In deze zaak heeft de rechtbank Gelderland op 14 mei 2019 uitspraak gedaan in een ontnemingsprocedure tegen een verdachte die betrokken was bij de productie van amfetamine. De officier van justitie vorderde dat de rechtbank het wederrechtelijk verkregen voordeel zou vaststellen op € 254.758,40. De rechtbank heeft de zaak op 30 april 2019 behandeld, waarbij de verdachte en zijn raadsman, mr. A.H.J.G. van Voorthuizen, aanwezig waren. De officier van justitie, mr.
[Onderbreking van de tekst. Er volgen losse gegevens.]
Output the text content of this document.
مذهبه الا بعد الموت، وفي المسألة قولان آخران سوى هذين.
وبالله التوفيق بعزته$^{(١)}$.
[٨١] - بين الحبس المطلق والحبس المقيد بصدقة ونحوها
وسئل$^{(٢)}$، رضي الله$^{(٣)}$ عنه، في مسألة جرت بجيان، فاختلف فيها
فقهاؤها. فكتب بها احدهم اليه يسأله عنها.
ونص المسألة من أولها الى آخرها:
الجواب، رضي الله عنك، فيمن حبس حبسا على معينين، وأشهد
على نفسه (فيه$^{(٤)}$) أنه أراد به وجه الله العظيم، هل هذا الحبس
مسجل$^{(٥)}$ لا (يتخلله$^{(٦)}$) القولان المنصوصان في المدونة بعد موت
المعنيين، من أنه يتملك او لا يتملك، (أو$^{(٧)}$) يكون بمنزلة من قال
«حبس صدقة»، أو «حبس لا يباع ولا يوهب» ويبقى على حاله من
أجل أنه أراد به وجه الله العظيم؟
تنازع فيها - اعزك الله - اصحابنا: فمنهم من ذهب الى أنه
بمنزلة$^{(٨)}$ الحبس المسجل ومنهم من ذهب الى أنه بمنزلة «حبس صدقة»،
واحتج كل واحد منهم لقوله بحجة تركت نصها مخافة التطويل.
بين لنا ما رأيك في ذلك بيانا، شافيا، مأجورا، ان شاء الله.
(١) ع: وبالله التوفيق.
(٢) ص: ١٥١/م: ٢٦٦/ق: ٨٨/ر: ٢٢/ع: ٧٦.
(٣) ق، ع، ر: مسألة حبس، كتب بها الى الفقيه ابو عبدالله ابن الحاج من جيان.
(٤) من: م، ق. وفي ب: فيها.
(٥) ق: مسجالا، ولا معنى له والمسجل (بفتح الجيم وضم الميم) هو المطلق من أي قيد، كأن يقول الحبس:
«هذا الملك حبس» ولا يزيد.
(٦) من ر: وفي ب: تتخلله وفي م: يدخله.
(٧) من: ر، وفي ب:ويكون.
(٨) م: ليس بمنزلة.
G. Steeghs, heeft de vordering toegelicht en de verdediging heeft gepleit voor afwijzing van de ontnemingsvordering.
De rechtbank heeft vastgesteld dat de verdachte wederrechtelijk verkregen voordeel heeft genoten uit de productie van amfetamine. Dit is gebaseerd op een rapport van de Landelijke Faciliteit Ontmantelen (LFO) en bevindingen van het Nederlands Forensisch Instituut (NFI). De rechtbank heeft de opbrengst van de amfetamineproductie berekend op € 512.000, met kosten van € 117.241,60, wat resulteert in een netto voordeel van € 394.758,40. De rechtbank heeft vervolgens het wederrechtelijk verkregen voordeel vastgesteld op € 197.379,20, waarbij de verdachte de verplichting is opgelegd dit bedrag aan de Staat te betalen.
De beslissing is gegrond op artikel 36e van het Wetboek van Strafrecht, en de rechtbank heeft geoordeeld dat de verdachte geen inzicht heeft gegeven in de betrokkenheid van anderen bij de productie, waardoor het voordeel pondspondsgewijs is toebedeeld. De uitspraak is gedaan door een meervoudige kamer van de rechtbank Gelderland, met de voorzitter mr. C.H.M. Pastoors en de rechters mr. D.S.M. Bak en mr. T. Bertens.